Education

NC Democrats' bill would fund $5.6 billion education equity plan

North Carolina lawmakers have filed a bill to implement the multibillion-dollar action plan to increase students' access to "sound basic" and "high quality" education.

Posted Updated

By
Emily Walkenhorst
, WRAL education reporter
RALEIGH, N.C. — North Carolina lawmakers have filed a bill to implement the multibillion-dollar action plan to increase students’ access to “sound basic” and “high quality” education.

House Bill 946 calls for $5.6 billion in new spending through mid-2028, largely on efforts to increase funding for low-wealth school districts and for students with additional needs, such as those with disabilities.

That averages out to less than $800 million in new funding per year. State education spending totals about $9.75 billion annually.

The bill stems from state court orders that have found the state hasn’t and still doesn’t provide its constitutionally promised “sound basic education” for all.

That failure is all about the money, advocates of the bill say.

Problems families encounter at school often come down to schools not having sufficient resources, they said on a conference call with reporters Monday. Further, they noted, test scores and school performance correlate with income levels, which often correlate with how much counties can provide to the districts on their own.

The coronavirus pandemic has put even more stress on disadvantaged students and school districts, and inequities in what students have access to, such as broadband internet, have become more obvious, the bill’s proponents say.

“There is no greater time than now to do what is right for North Carolina’s children,” said Kellie Easton, executive director of Action 4 Equity.

But the bill doesn’t appear poised to pass.

It has only Democratic sponsors, and legislative Republicans have said they’re frustrated with not playing a bigger role in the formation of the action plan.

But Republicans are receptive to parts of the bill.
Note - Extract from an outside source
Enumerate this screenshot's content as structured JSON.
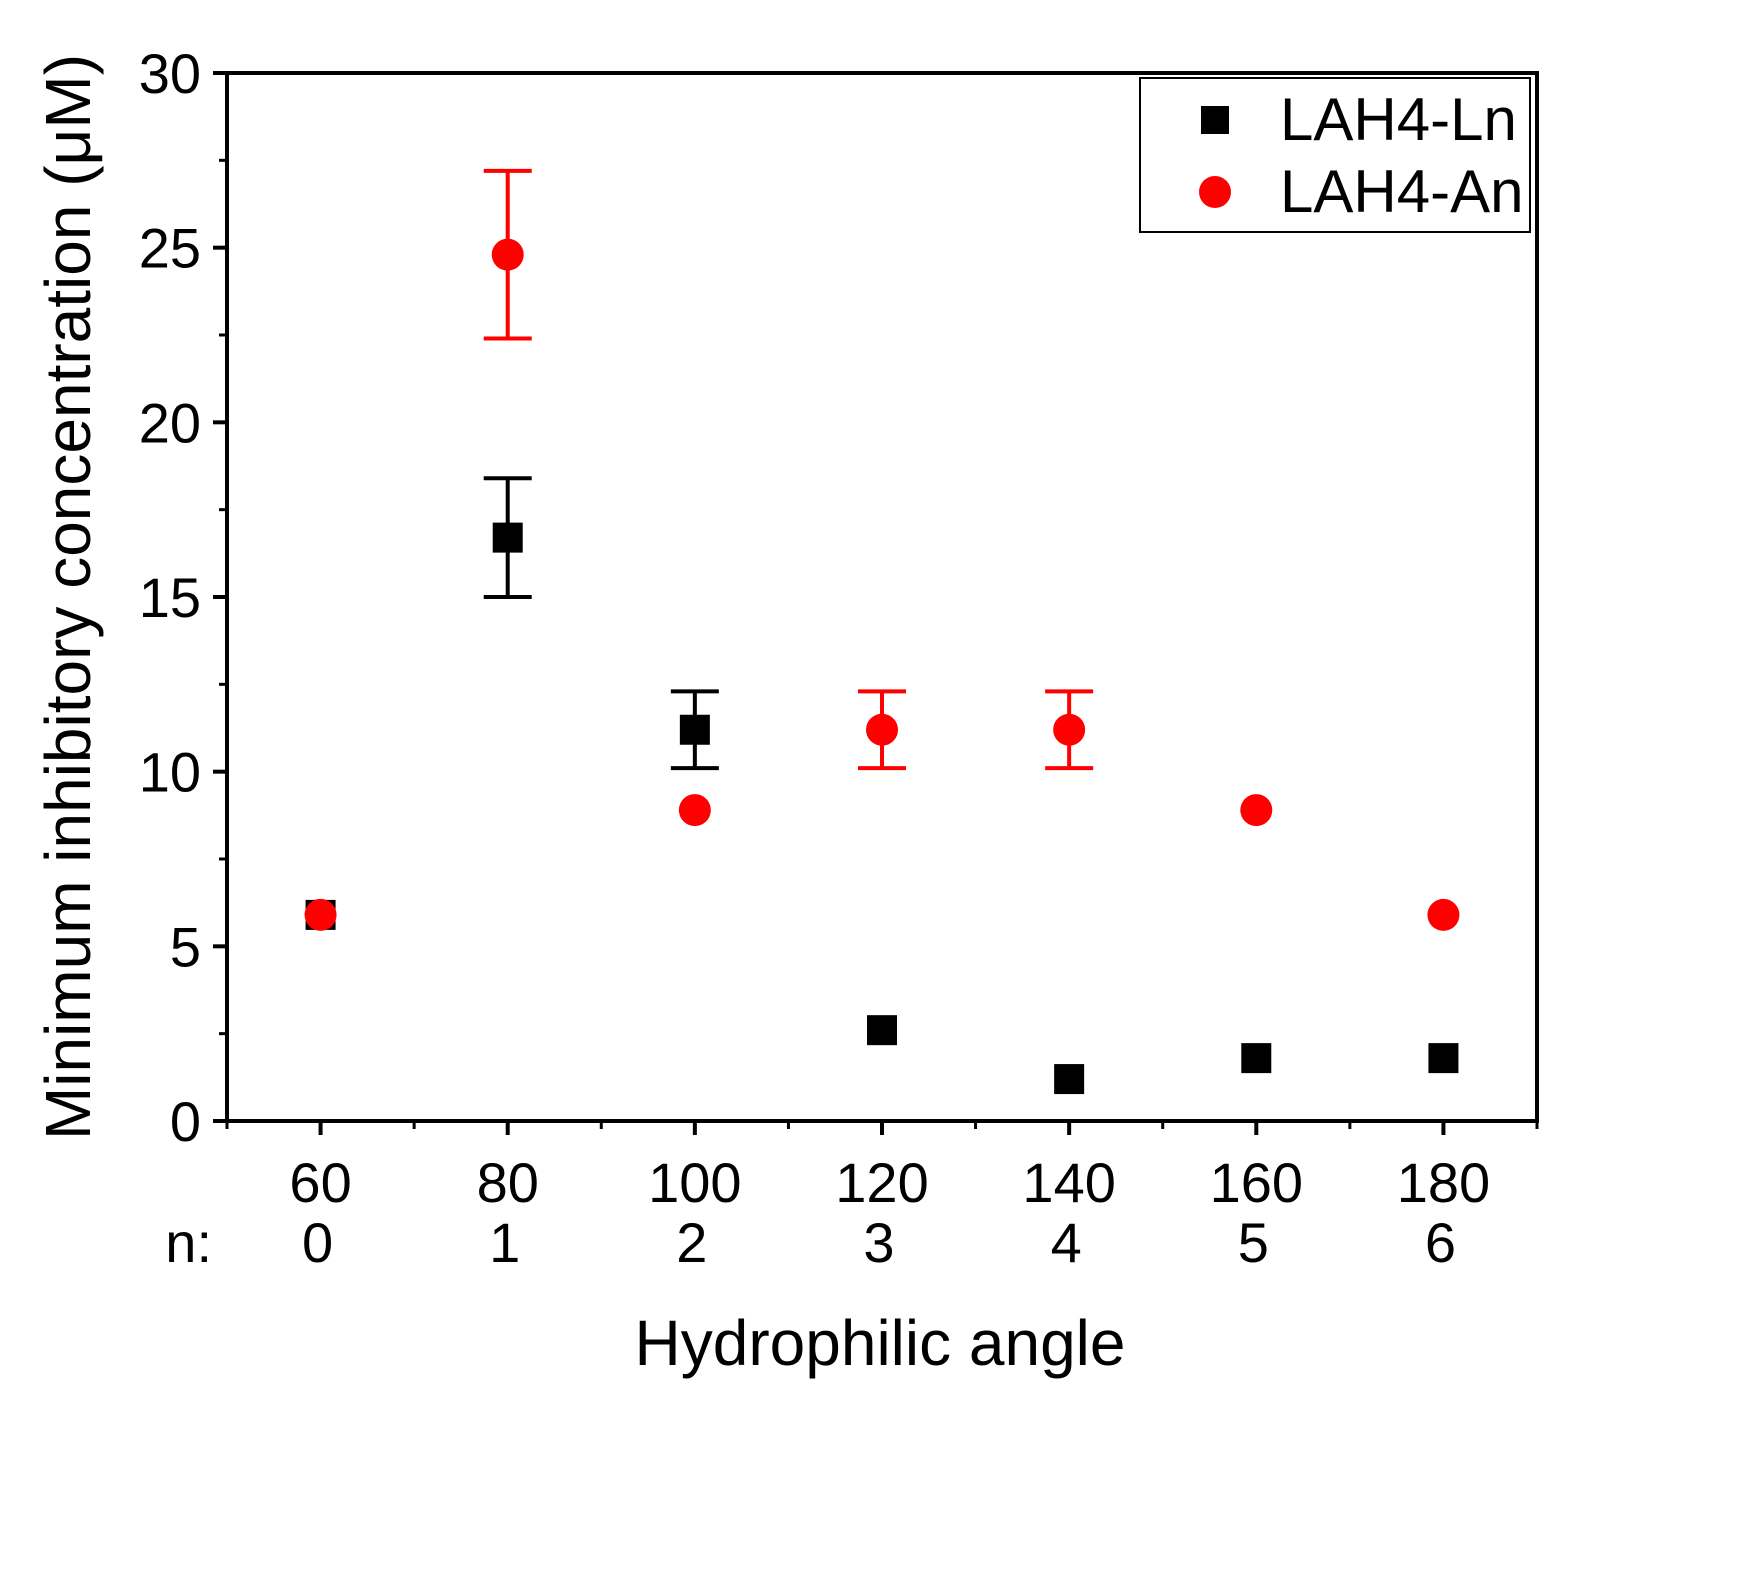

“While the appropriation of funds is the purview of the legislature rather than the courts, some of the policy suggestions in the report are worthy of consideration,” House Speaker Tim Moore said in a statement to WRAL News. “We certainly expect teacher pay and K-12 funding will continue on an upward trajectory as it has every year for the past 10 years.”

Superior Court Judge David Lee, who ordered the action plan as a part of the decades-long Leandro court case, has said he won’t order the General Assembly to fund the plan. The legislature is not a party in the lawsuit that spurred the plan.

House Bill 946 translates the long-term Leandro case action plan into legislation. It was filed earlier this month and has sat in the House Rules committee since May 12, to the ire of the bill’s sponsors.

“We all know that Rules committee assignment doesn’t indicate promise for the bill,” said Rep. Julie von Haefen, D-Wake.

The bill could be discussed more robustly in the House K-12 Education or the House Appropriations committees, von Haefen said.

If members of the North Carolina General Assembly have felt left out of the process of deciding how the state can solve the problems outlined in the decades of Leandro rulings, “they can now have a voice,” she said.

“We can discuss it, we can debate it, we can amend it,” she said.

Republicans haven’t proposed their own bill addressing the Leandro case, Rep. Raymond E. Smith Jr., D-Wayne, said.

To Republicans, he would say, “If you truly wanted to have a voice in this, we would see legislation on the floor. We have seen nothing.”

Instead, Smith said Republicans have sponsored bills to shift more public money to private school vouchers and to limit schools’ abilities to discuss racism and sexism in the classroom.

The 37-page House Bill 946 reflects the long-term Leandro action plan filed by the North Carolina Department of Public Instruction and the North Carolina State Board of Education in state court in March.

The new spending outlined in that plan is largely for lower-wealth school districts; for students with disabilities and students learning English; for providing more support staff, such as counselors, nurses and psychologists; and for expanding pre-kindergarten and early childhood education across the state.

But one of the first big expenditures is a 5% raise for teachers, totaling $232 million next year.

The funding would largely come from state coffers, and Democrats and Republicans are in dispute over how much of that money to save and how much to spend and on what.

The long-term action plan notes federal stimulus funding for schools is helpful, but entirely separate, from the plan. On Monday, von Haefen said it could cover some expenses but the bulk of it, which she said is the state’s constitutional obligation.

North Carolina received $396.3 million in pandemic aid from the CARES Act last spring, $1.6 billion under a second aid package passed in December and will receive $3.6 billion under the most recent stimulus, the American Rescue Plan.

Judge Lee required the long-term action plan as a part of the drawn-out lawsuit known colloquially as the Leandro case, a reference to the original student plaintiff. The case dates back to when five low-wealth school districts sued the state in the 1990s, contending the state didn’t adequately fund them to provide quality education access and that they didn’t have the tax base to do it themselves.

The state Supreme Court later found in favor of the plaintiffs in 1997. In 2002, Superior Court Judge Howard Manning ruled the state had violated students’ rights to a “sound, basic education” and ordered the state to remedy that.

A few years ago, the state hired WestEd as an education consultant to come up with a plan to do that. The consultant report was a major influence in the long-term action plan, along with a task force established by Gov. Roy Cooper.